📜 L'Histoire du BIC 4 Couleurs
Du stylo-bille au culte mondial
Tout commence avec Marcel Bich, un entrepreneur franco-italien qui, dans l'immédiat après-guerre, rachète une usine à Clichy et se consacre à la fabrication de stylos à bille. En 1950, il lance le stylo BIC Cristal — simple, transparent, fiable. Un succès immédiat.
Mais c'est en 1970 que BIC franchit un cap décisif avec l'introduction du stylo 4 couleurs. L'idée est simple : réunir dans un même corps quatre cartouches rétractables. Bleue, rouge, verte, noire. Un seul geste pour changer de couleur.
CHRONOLOGIE
1945
Marcel Bich rachète une usine à Clichy avec son associé Édouard Buffard. Les deux hommes commencent à produire des fournitures scolaires.
1950
Lancement du stylo BIC Cristal, premier stylo à bille grand public en France. Il se vend à 50 francs, soit dix fois moins cher que ses concurrents.
1970
Naissance du BIC 4 couleurs. L'objet devient immédiatement un incontournable des cartables et des bureaux français.
1980
Premières éditions publicitaires.

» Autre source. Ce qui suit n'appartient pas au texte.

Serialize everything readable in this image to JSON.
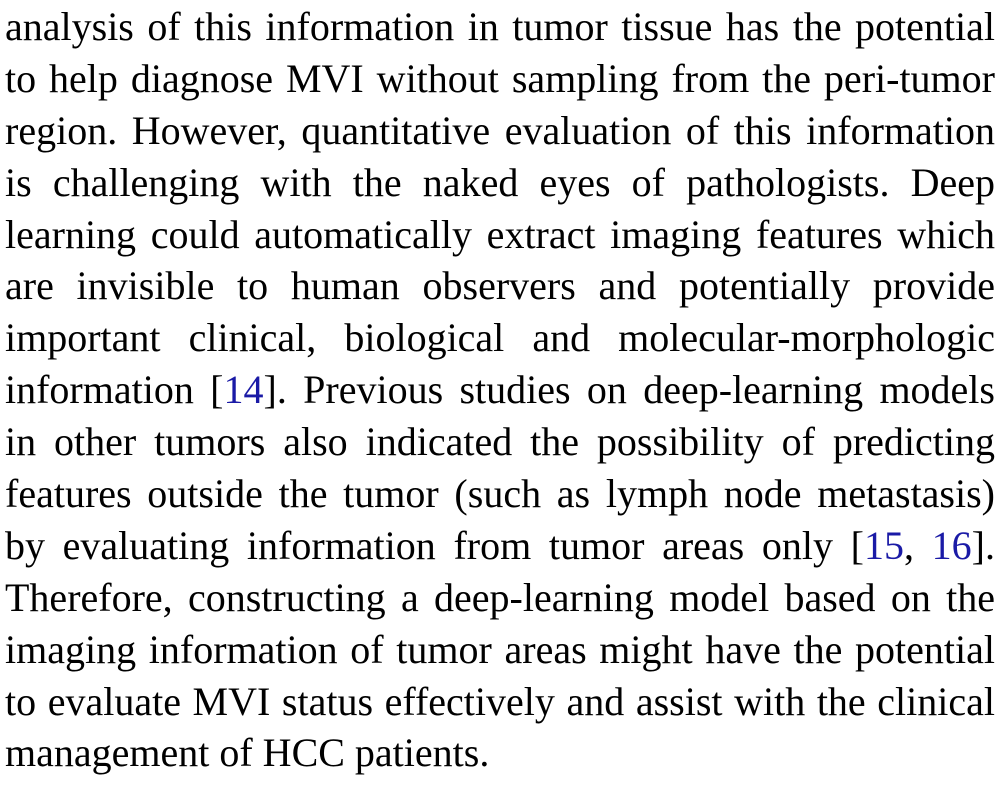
{
  "paragraph": {
    "lines": [
      [
        {
          "text": "analysis of this information in tumor tissue has the potential"
        }
      ],
      [
        {
          "text": "to help diagnose MVI without sampling from the peri-tumor"
        }
      ],
      [
        {
          "text": "region. However, quantitative evaluation of this information"
        }
      ],
      [
        {
          "text": "is challenging with the naked eyes of pathologists. Deep"
        }
      ],
      [
        {
          "text": "learning could automatically extract imaging features which"
        }
      ],
      [
        {
          "text": "are invisible to human observers and potentially provide"
        }
      ],
      [
        {
          "text": "important clinical, biological and molecular-morphologic"
        }
      ],
      [
        {
          "text": "information ["
        },
        {
          "text": "14",
          "cite": true
        },
        {
          "text": "]. Previous studies on deep-learning models"
        }
      ],
      [
        {
          "text": "in other tumors also indicated the possibility of predicting"
        }
      ],
      [
        {
          "text": "features outside the tumor (such as lymph node metastasis)"
        }
      ],
      [
        {
          "text": "by evaluating information from tumor areas only ["
        },
        {
          "text": "15",
          "cite": true
        },
        {
          "text": ", "
        },
        {
          "text": "16",
          "cite": true
        },
        {
          "text": "]."
        }
      ],
      [
        {
          "text": "Therefore, constructing a deep-learning model based on the"
        }
      ],
      [
        {
          "text": "imaging information of tumor areas might have the potential"
        }
      ],
      [
        {
          "text": "to evaluate MVI status effectively and assist with the clinical"
        }
      ],
      [
        {
          "text": "management of HCC patients."
        }
      ]
    ],
    "citation_color": "#1a1aa6"
  }
}
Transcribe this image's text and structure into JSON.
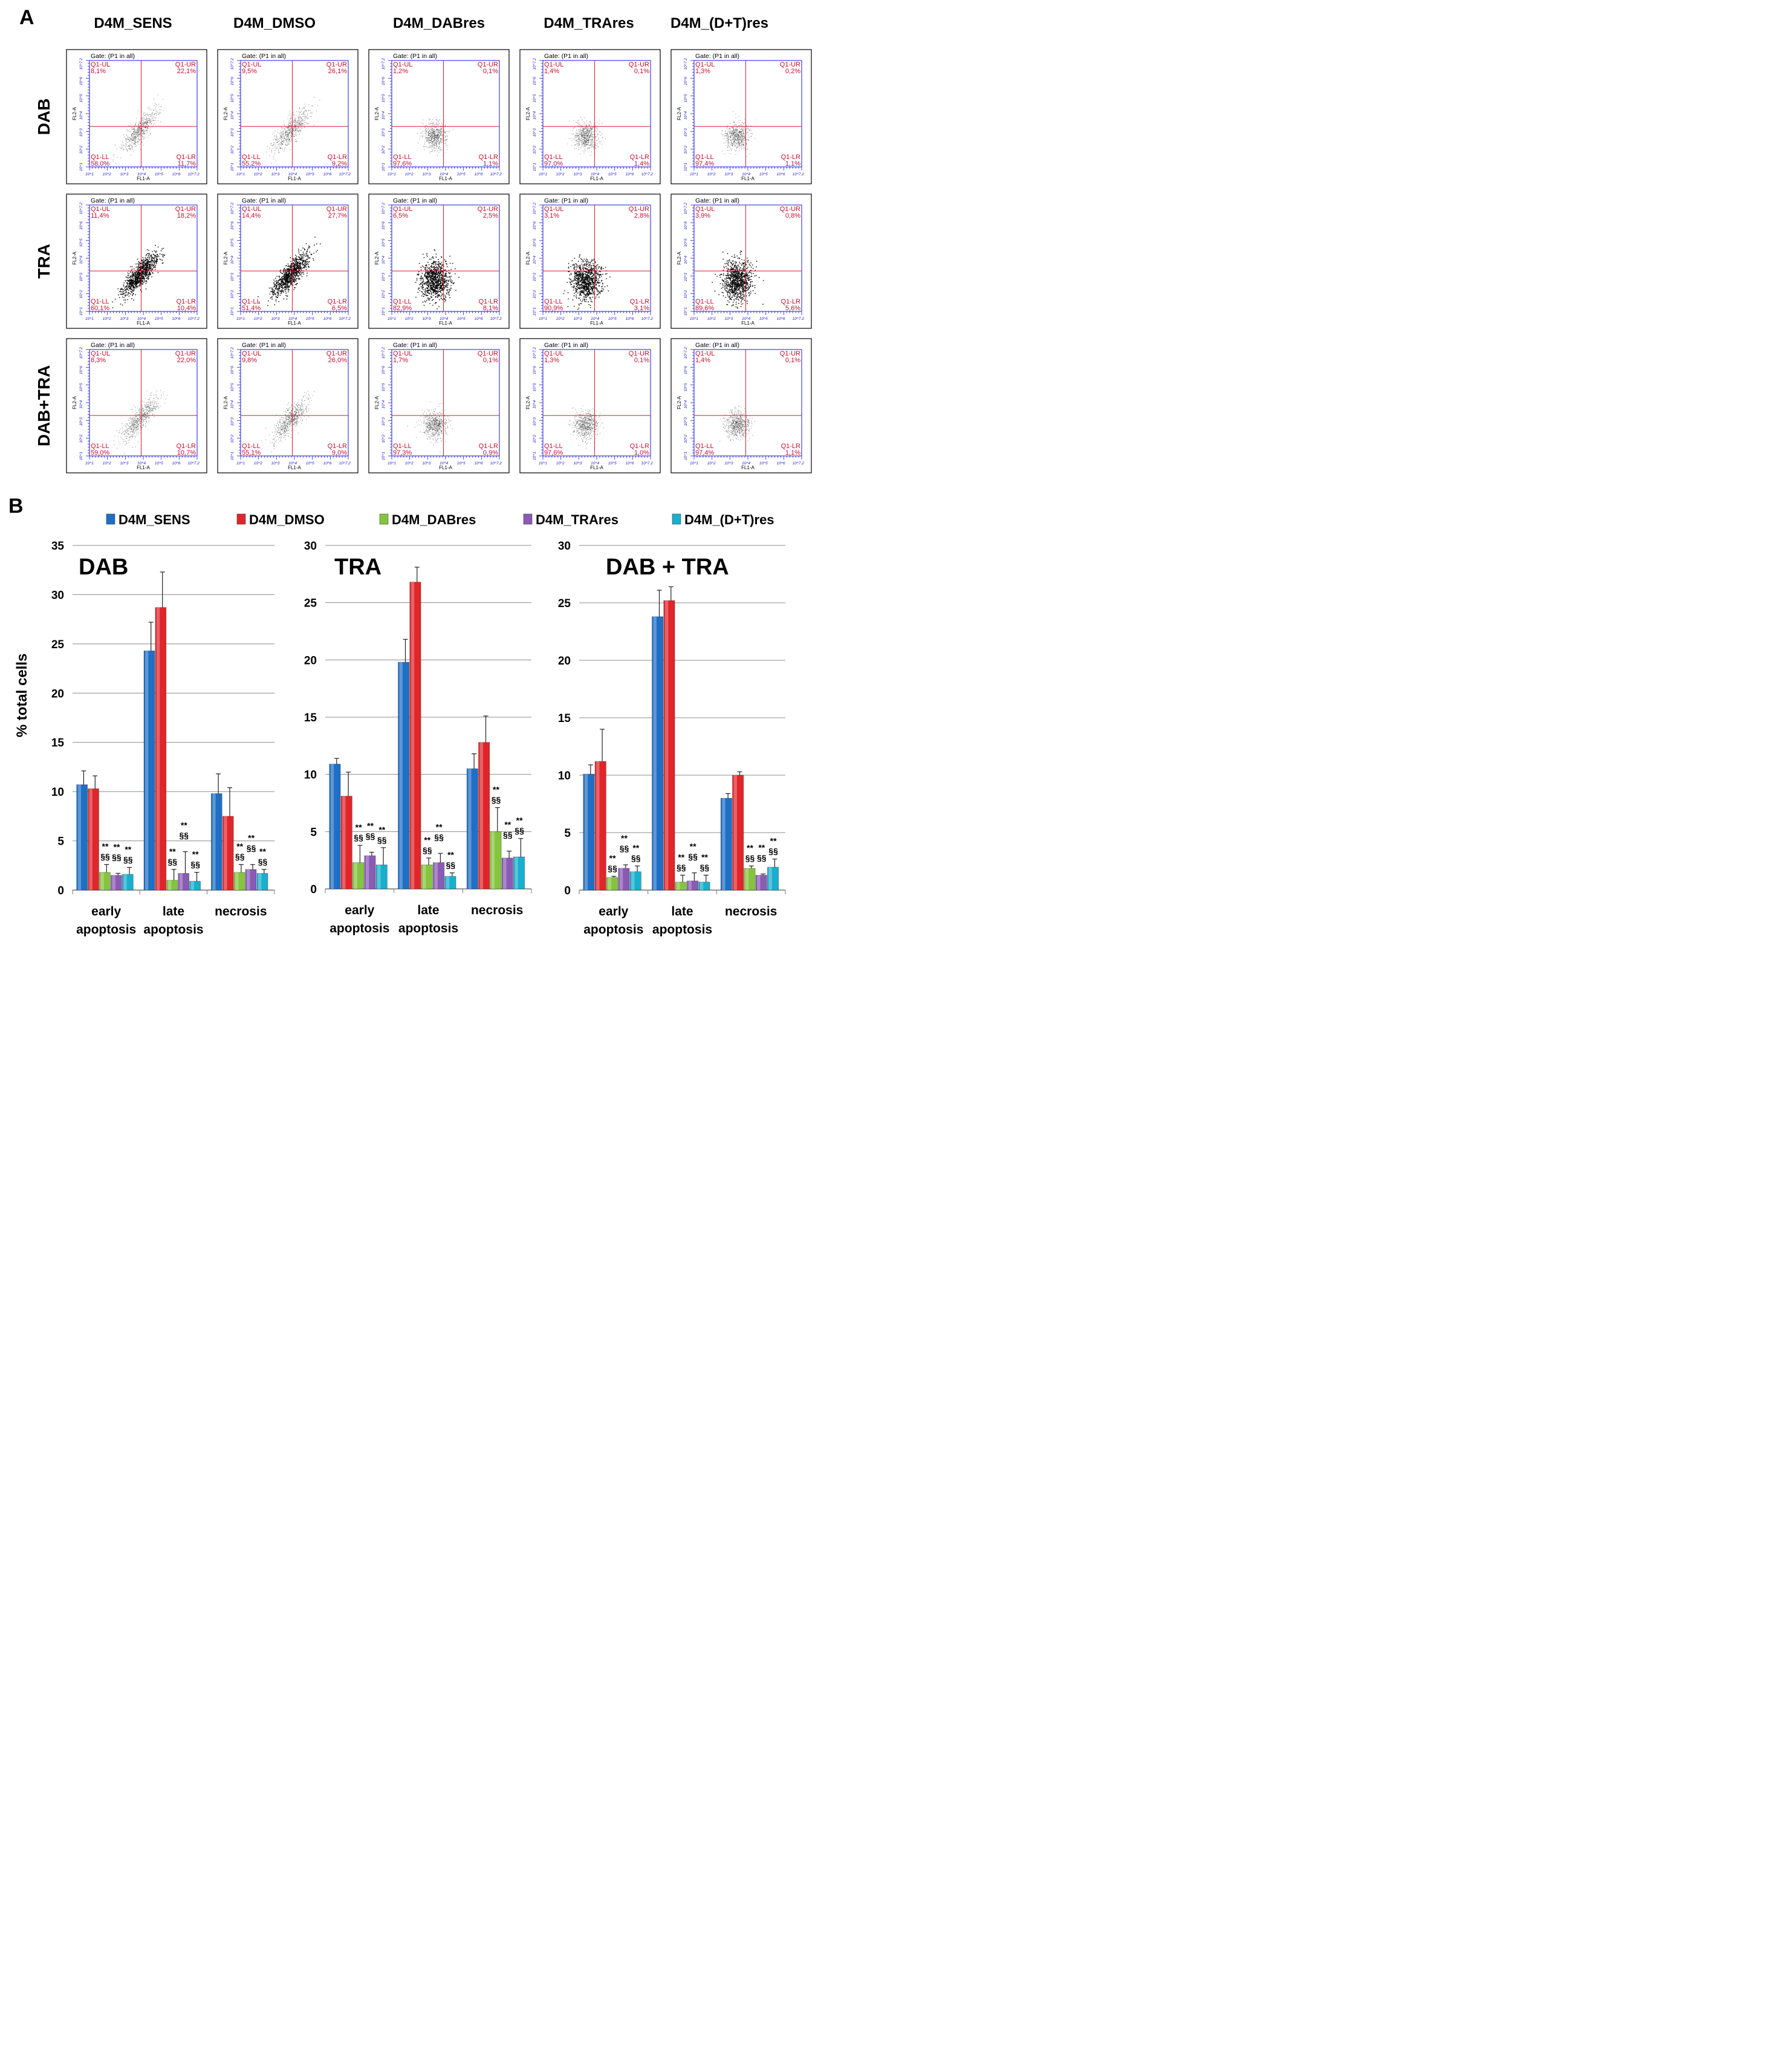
{
  "panel_a": {
    "letter": "A",
    "columns": [
      "D4M_SENS",
      "D4M_DMSO",
      "D4M_DABres",
      "D4M_TRAres",
      "D4M_(D+T)res"
    ],
    "rows": [
      "DAB",
      "TRA",
      "DAB+TRA"
    ],
    "gate_text": "Gate: (P1 in all)",
    "x_axis_label": "FL1-A",
    "y_axis_label": "FL2-A",
    "quadrant_names": [
      "Q1-UL",
      "Q1-UR",
      "Q1-LL",
      "Q1-LR"
    ],
    "log_ticks": [
      "10^1",
      "10^2",
      "10^3",
      "10^4",
      "10^5",
      "10^6",
      "10^7.2"
    ],
    "quadrant_values": [
      [
        [
          "8,1%",
          "22,1%",
          "58,0%",
          "11,7%"
        ],
        [
          "9,5%",
          "26,1%",
          "55,2%",
          "9,2%"
        ],
        [
          "1,2%",
          "0,1%",
          "97,6%",
          "1,1%"
        ],
        [
          "1,4%",
          "0,1%",
          "97,0%",
          "1,4%"
        ],
        [
          "1,3%",
          "0,2%",
          "97,4%",
          "1,1%"
        ]
      ],
      [
        [
          "11,4%",
          "18,2%",
          "60,1%",
          "10,4%"
        ],
        [
          "14,4%",
          "27,7%",
          "51,4%",
          "6,5%"
        ],
        [
          "6,5%",
          "2,5%",
          "82,9%",
          "8,1%"
        ],
        [
          "3,1%",
          "2,8%",
          "90,9%",
          "3,1%"
        ],
        [
          "3,9%",
          "0,8%",
          "89,6%",
          "5,6%"
        ]
      ],
      [
        [
          "8,3%",
          "22,0%",
          "59,0%",
          "10,7%"
        ],
        [
          "9,8%",
          "26,0%",
          "55,1%",
          "9,0%"
        ],
        [
          "1,7%",
          "0,1%",
          "97,3%",
          "0,9%"
        ],
        [
          "1,3%",
          "0,1%",
          "97,6%",
          "1,0%"
        ],
        [
          "1,4%",
          "0,1%",
          "97,4%",
          "1,1%"
        ]
      ]
    ]
  },
  "panel_b": {
    "letter": "B",
    "ylabel": "% total cells",
    "legend": [
      "D4M_SENS",
      "D4M_DMSO",
      "D4M_DABres",
      "D4M_TRAres",
      "D4M_(D+T)res"
    ],
    "colors": [
      "#1f6fc5",
      "#e0262b",
      "#86c440",
      "#8a5bb5",
      "#1aafcc"
    ]
  },
  "chart_data": [
    {
      "type": "bar",
      "title": "DAB",
      "categories": [
        "early apoptosis",
        "late apoptosis",
        "necrosis"
      ],
      "category_lines": [
        [
          "early",
          "apoptosis"
        ],
        [
          "late",
          "apoptosis"
        ],
        [
          "necrosis"
        ]
      ],
      "ylim": [
        0,
        35
      ],
      "yticks": [
        0,
        5,
        10,
        15,
        20,
        25,
        30,
        35
      ],
      "series": [
        {
          "name": "D4M_SENS",
          "values": [
            10.7,
            24.3,
            9.8
          ],
          "errors": [
            1.4,
            2.9,
            2.0
          ]
        },
        {
          "name": "D4M_DMSO",
          "values": [
            10.3,
            28.7,
            7.5
          ],
          "errors": [
            1.3,
            3.6,
            2.9
          ]
        },
        {
          "name": "D4M_DABres",
          "values": [
            1.8,
            1.0,
            1.8
          ],
          "errors": [
            0.8,
            1.1,
            0.8
          ]
        },
        {
          "name": "D4M_TRAres",
          "values": [
            1.5,
            1.7,
            2.1
          ],
          "errors": [
            0.2,
            2.2,
            0.5
          ]
        },
        {
          "name": "D4M_(D+T)res",
          "values": [
            1.6,
            0.9,
            1.7
          ],
          "errors": [
            0.7,
            0.9,
            0.4
          ]
        }
      ],
      "significance": [
        [
          null,
          null,
          [
            "**",
            "§§"
          ],
          [
            "**",
            "§§"
          ],
          [
            "**",
            "§§"
          ]
        ],
        [
          null,
          null,
          [
            "**",
            "§§"
          ],
          [
            "**",
            "§§"
          ],
          [
            "**",
            "§§"
          ]
        ],
        [
          null,
          null,
          [
            "**",
            "§§"
          ],
          [
            "**",
            "§§"
          ],
          [
            "**",
            "§§"
          ]
        ]
      ]
    },
    {
      "type": "bar",
      "title": "TRA",
      "categories": [
        "early apoptosis",
        "late apoptosis",
        "necrosis"
      ],
      "category_lines": [
        [
          "early",
          "apoptosis"
        ],
        [
          "late",
          "apoptosis"
        ],
        [
          "necrosis"
        ]
      ],
      "ylim": [
        0,
        30
      ],
      "yticks": [
        0,
        5,
        10,
        15,
        20,
        25,
        30
      ],
      "series": [
        {
          "name": "D4M_SENS",
          "values": [
            10.9,
            19.8,
            10.5
          ],
          "errors": [
            0.5,
            2.0,
            1.3
          ]
        },
        {
          "name": "D4M_DMSO",
          "values": [
            8.1,
            26.8,
            12.8
          ],
          "errors": [
            2.1,
            1.3,
            2.3
          ]
        },
        {
          "name": "D4M_DABres",
          "values": [
            2.3,
            2.1,
            5.0
          ],
          "errors": [
            1.5,
            0.6,
            2.1
          ]
        },
        {
          "name": "D4M_TRAres",
          "values": [
            2.9,
            2.3,
            2.7
          ],
          "errors": [
            0.3,
            0.8,
            0.6
          ]
        },
        {
          "name": "D4M_(D+T)res",
          "values": [
            2.1,
            1.1,
            2.8
          ],
          "errors": [
            1.5,
            0.3,
            1.6
          ]
        }
      ],
      "significance": [
        [
          null,
          null,
          [
            "**",
            "§§"
          ],
          [
            "**",
            "§§"
          ],
          [
            "**",
            "§§"
          ]
        ],
        [
          null,
          null,
          [
            "**",
            "§§"
          ],
          [
            "**",
            "§§"
          ],
          [
            "**",
            "§§"
          ]
        ],
        [
          null,
          null,
          [
            "**",
            "§§"
          ],
          [
            "**",
            "§§"
          ],
          [
            "**",
            "§§"
          ]
        ]
      ]
    },
    {
      "type": "bar",
      "title": "DAB + TRA",
      "categories": [
        "early apoptosis",
        "late apoptosis",
        "necrosis"
      ],
      "category_lines": [
        [
          "early",
          "apoptosis"
        ],
        [
          "late",
          "apoptosis"
        ],
        [
          "necrosis"
        ]
      ],
      "ylim": [
        0,
        30
      ],
      "yticks": [
        0,
        5,
        10,
        15,
        20,
        25,
        30
      ],
      "series": [
        {
          "name": "D4M_SENS",
          "values": [
            10.1,
            23.8,
            8.0
          ],
          "errors": [
            0.8,
            2.3,
            0.4
          ]
        },
        {
          "name": "D4M_DMSO",
          "values": [
            11.2,
            25.2,
            10.0
          ],
          "errors": [
            2.8,
            1.2,
            0.3
          ]
        },
        {
          "name": "D4M_DABres",
          "values": [
            1.1,
            0.7,
            1.9
          ],
          "errors": [
            0.1,
            0.6,
            0.2
          ]
        },
        {
          "name": "D4M_TRAres",
          "values": [
            1.9,
            0.8,
            1.3
          ],
          "errors": [
            0.3,
            0.7,
            0.1
          ]
        },
        {
          "name": "D4M_(D+T)res",
          "values": [
            1.6,
            0.7,
            2.0
          ],
          "errors": [
            0.5,
            0.6,
            0.7
          ]
        }
      ],
      "significance": [
        [
          null,
          null,
          [
            "**",
            "§§"
          ],
          [
            "**",
            "§§"
          ],
          [
            "**",
            "§§"
          ]
        ],
        [
          null,
          null,
          [
            "**",
            "§§"
          ],
          [
            "**",
            "§§"
          ],
          [
            "**",
            "§§"
          ]
        ],
        [
          null,
          null,
          [
            "**",
            "§§"
          ],
          [
            "**",
            "§§"
          ],
          [
            "**",
            "§§"
          ]
        ]
      ]
    }
  ]
}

Des entreprises commandent le 4 couleurs personnalisé à leur effigie — naissance d'un support marketing iconique.
1993
Le BIC 4 couleurs entre au MoMA de New York dans la collection permanente de design industriel.
2000s
Explosion des séries limitées : collaborations avec des artistes, des marques de luxe, des équipes sportives. Le 4 couleurs devient objet de collection.
2010
BIC célèbre les 40 ans du 4 couleurs avec une série collector. Plus de 500 millions d'exemplaires vendus dans le monde depuis sa création.
Aujourd'hui
Le BIC 4 couleurs reste le stylo multi-encre le plus vendu au monde. Il continue d'inspirer designers et collectionneurs à travers le globe.
LE COLLECTIONNEUR
Cette collection rassemble des décennies de recherche, de ventes aux enchères et d'échanges avec d'autres passionnés. Chaque pièce raconte une histoire : une campagne publicitaire oubliée, une édition produite à quelques centaines d'exemplaires, un modèle distribué lors d'un événement unique.
Le BIC 4 couleurs est bien plus qu'un stylo. C'est un témoin de la société de consommation, un objet de nostalgie universelle, et pour certains — dont je fais partie — une passion dévorante.